Friday, April 2, 2010

My father gives me a book.


I suppose you could conclude that my father hadn’t had much of a childhood himself so he didn’t have much of one he could pass on to me. His father died when my father was in his early teens—nothing was ever spoken of with firm dates, either a leftover from some sloppy clerk at Ellis Island or the feeling that dates didn’t much matter, and what’s the difference if someone was born in 1885 or 1884. In fact, there was a vagueness to much of everything with my father and his family—even as to the spelling of their last names. Theirs was a long and complicated name, and my father and each of his two brothers (my uncles) chose a different spelling, not to be difficult, but more likely, that’s how someone in the family was spelling the name when each boy in turn reached an age when they said to themselves, this is ridiculous, and chose a way to spell the name and stuck with it.

That’s just the way it was for them in the 1920s and 1930s. The family had arrived just a decade earlier from some dust hole in the Pale of Settlement—a dust hole that was sometimes Polish and sometimes Russian—and there was no going back. Whatever there ever was of where the family came from was now gone. And by the time the 1940s rolled around, Panzer tanks had wiped out whatever might have remained of the past. So there was no going back, no reference points, no one who could verify a background or a history. It was all in flames.

This, more than anything, explains the relentless forward motion of my father’s life. No sooner had he arrived someplace than there was someplace else to go. Another hurdle to clear, another night to work through, another woman to schtup. Accordingly, there was no verifiable past to my father’s past. No exact locations. No dates.

His mother, my grandmother, spoke little English, but outside of Yiddish, we didn’t know what she did speak. I knew that my grandfather who, of course, was dead long before I was born, had been a tailor, but where his shop was, how he learned the trade, how he lived and thought and dreamed was a vapor. It wasn’t spoken of and when I was a boy, I didn’t know enough or didn’t feel able to ask.

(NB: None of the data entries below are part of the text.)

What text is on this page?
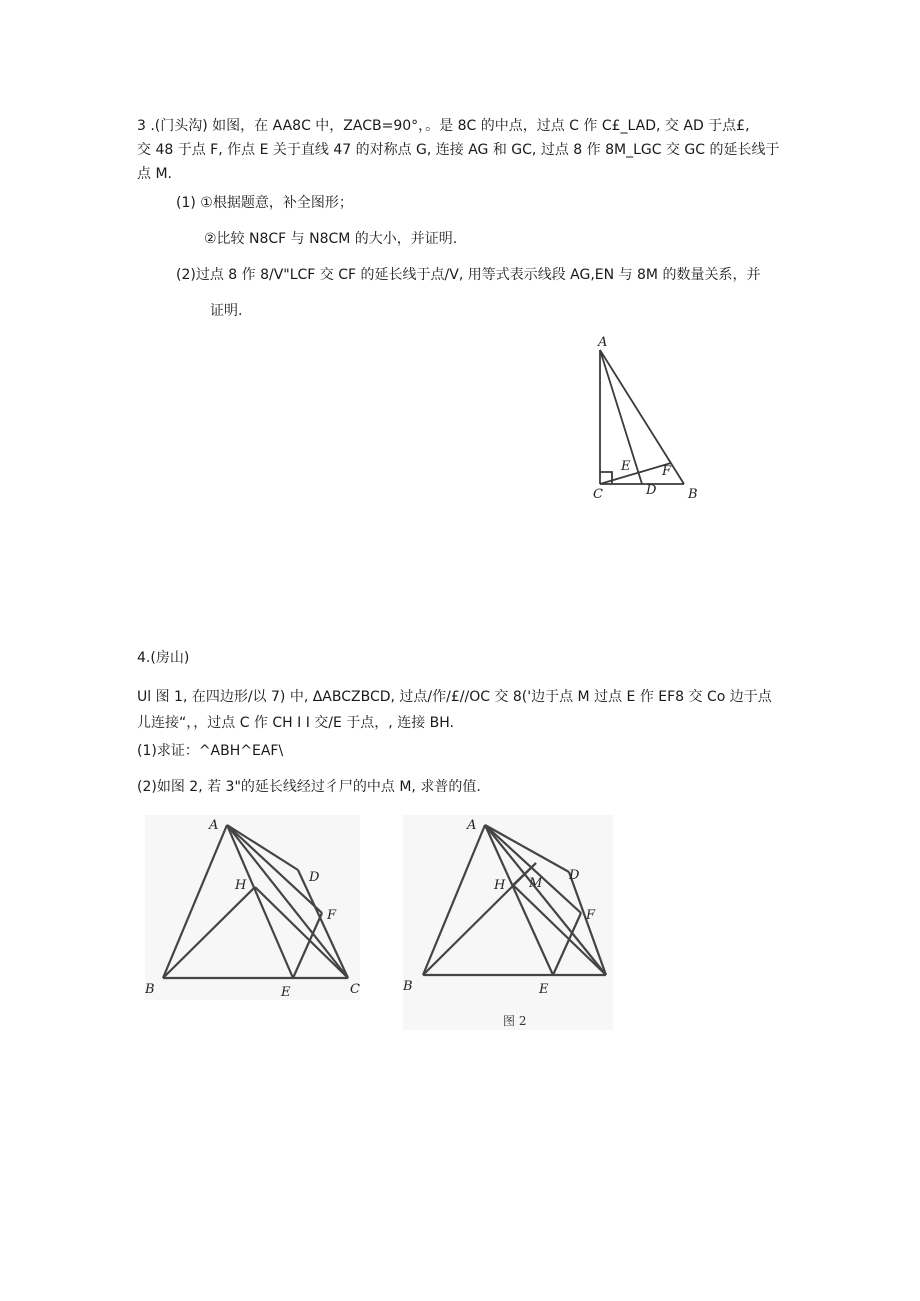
3 .(门头沟) 如图，在 AA8C 中，ZACB=90°，。是 8C 的中点，过点 C 作 C£_LAD, 交 AD 于点£,
交 48 于点 F, 作点 E 关于直线 47 的对称点 G, 连接 AG 和 GC, 过点 8 作 8M_LGC 交 GC 的延长线于
点 M.
(1) ①根据题意，补全图形；
②比较 N8CF 与 N8CM 的大小，并证明.
(2)过点 8 作 8/V"LCF 交 CF 的延长线于点/V, 用等式表示线段 AG,EN 与 8M 的数量关系，并
证明.
A
C	D B
E F
4.(房山)
Ul 图 1, 在四边形/以 7) 中, ΔABCZBCD, 过点/作/£//OC 交 8('边于点 M 过点 E 作 EF8 交 Co 边于点
儿连接“，，过点 C 作 CH I I 交/E 于点，, 连接 BH.
(1)求证：^ABH^EAF\
(2)如图 2, 若 3"的延长线经过彳尸的中点 M, 求普的值.
A
H
D
F
B	E	C
A
H M
D
F
B	E
图 2
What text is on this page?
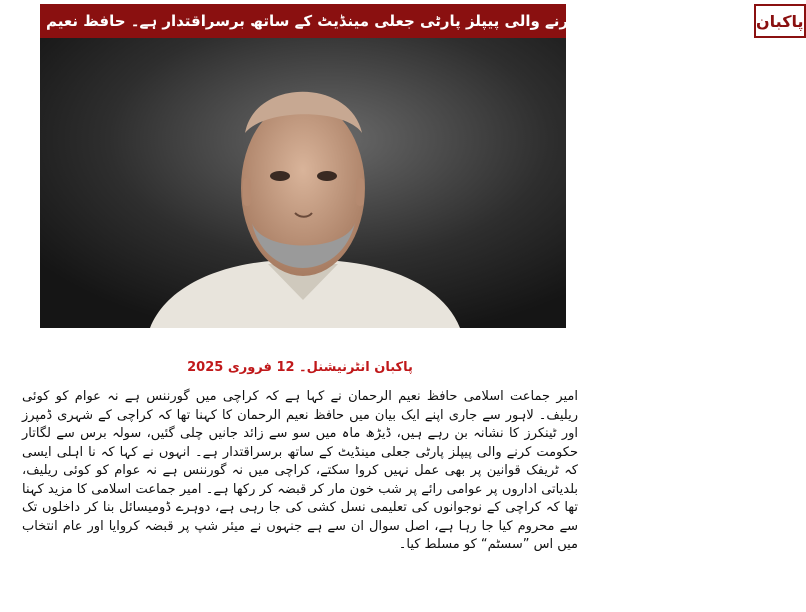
سولہ سال سے حکومت کرنے والی پیپلز پارٹی جعلی مینڈیٹ کے ساتھ برسراقتدار ہے۔ حافظ نعیم پاکبان
پاکبان انٹرنیشنل۔ 12 فروری 2025

امیر جماعت اسلامی حافظ نعیم الرحمان نے کہا ہے کہ کراچی میں گورننس ہے نہ عوام کو کوئی ریلیف۔ لاہور سے جاری اپنے ایک بیان میں حافظ نعیم الرحمان کا کہنا تھا کہ کراچی کے شہری ڈمپرز اور ٹینکرز کا نشانہ بن رہے ہیں، ڈیڑھ ماہ میں سو سے زائد جانیں چلی گئیں، سولہ برس سے لگاتار حکومت کرنے والی پیپلز پارٹی جعلی مینڈیٹ کے ساتھ برسراقتدار ہے۔ انہوں نے کہا کہ نا اہلی ایسی کہ ٹریفک قوانین پر بھی عمل نہیں کروا سکتے، کراچی میں نہ گورننس ہے نہ عوام کو کوئی ریلیف، بلدیاتی اداروں پر عوامی رائے پر شب خون مار کر قبضہ کر رکھا ہے۔ امیر جماعت اسلامی کا مزید کہنا تھا کہ کراچی کے نوجوانوں کی تعلیمی نسل کشی کی جا رہی ہے، دوہرے ڈومیسائل بنا کر داخلوں تک سے محروم کیا جا رہا ہے، اصل سوال ان سے ہے جنہوں نے میئر شپ پر قبضہ کروایا اور عام انتخاب میں اس ”سسٹم“ کو مسلط کیا۔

One Sunday the family drove down to Philadelphia to visit my father’s mother. She lived in a row house in West Philadelphia in a neighborhood that had earlier been largely immigrants and was—this was the mid 1960s—now turning “negro” as my mother would say. Even as we drove through the neighborhood, there was no ‘pointing out.’ There was no, “that’s where I went to high school” or “that’s where I got beat up by three Irish kids who called me Yid.” There was no exploration of what had been my father’s stomping grounds, no going back to a favorite haunt for lunch or dinner. We just arrived at my grandmother’s apartment, stayed there for the requisite hours and drove home in the dark.

Considering that we were kids, there were no concessions at my grandmother’s. There were no toys. No TV to watch. We were meant to sit in a dark living-room that smelled of mothballs and sit while the grown-ups talked. Once I remember my grandmother took me into her kitchen and said to me, “would Georgie like a cookie?” When I said yes, she gave me a plate with three or four Ritz crackers on it.

I also don’t remember my father showing me artifacts of his life. I never saw his room. Or pencil marks on a door jamb that showed how he and his brothers were growing.

One time, however, as we walked down the stairs from my grandmother’s second floor apartment to our station wagon parked across the street, my father had a thick, faded-red book underneath his arm. He handed it to me as we got to the car, figuring I could flip through it on the two-hour drive back to Yonkers.

The book was called “America. An Illustrated History.” It consisted of black and white etchings and later, photographs, of important events in American history, starting with Columbus in pantaloons planting a flag on Hispaniola (with quizzical, naked and not-yet-slaughtered Indians looking on) and ended with an iconic photograph of some sort--the Hindenburg in flames or Neville Chamberlain shaking Hitler’s hand having agreed to something involving Czechoslovakia. Beneath each picture were about 100 words of text that described the event shown.

In all, the book came in handy on the long car ride. There were pictures of each of the presidents up to FDR, which I tried to memorize as we breezed past rest stops. And there were interesting stories that they either didn’t teach us in school or they had glossed over insufficiently. One such story showed a picture of a forest in the background and in the foreground some well-armed English explorers puzzling over a lone clue carved into an oak tree. The caption read: “1586. The Disappearance of the Colony at Roanoke.” It went on to talk about how a colony had been established and three years later when British ships returned to the site, it was mysteriously gone and there were no traces of anyone’s whereabouts.

Also in the book, there was a relic of my father. Some thirty years earlier on the inside front cover, my father had written his name and the date on which he had received the book. I realized that my father had received the book when he was 13. It was probably a Bar Mitzvah present. And I noticed that my father had written out his full name with his middle name marked down as “Irwin.”

As long as I knew him, my father said his middle name was “Irving.” I looked out the window as we drove past the stink of the Jersey refineries, watching flames leaping out of smoke stacks as they burned off traces of escaping gas and I wondered during that long ride home what my father’s middle name really was, what was filled in on his birth certificate. I wondered about “Irwin.” I wondered if his middle name was really Roanoke.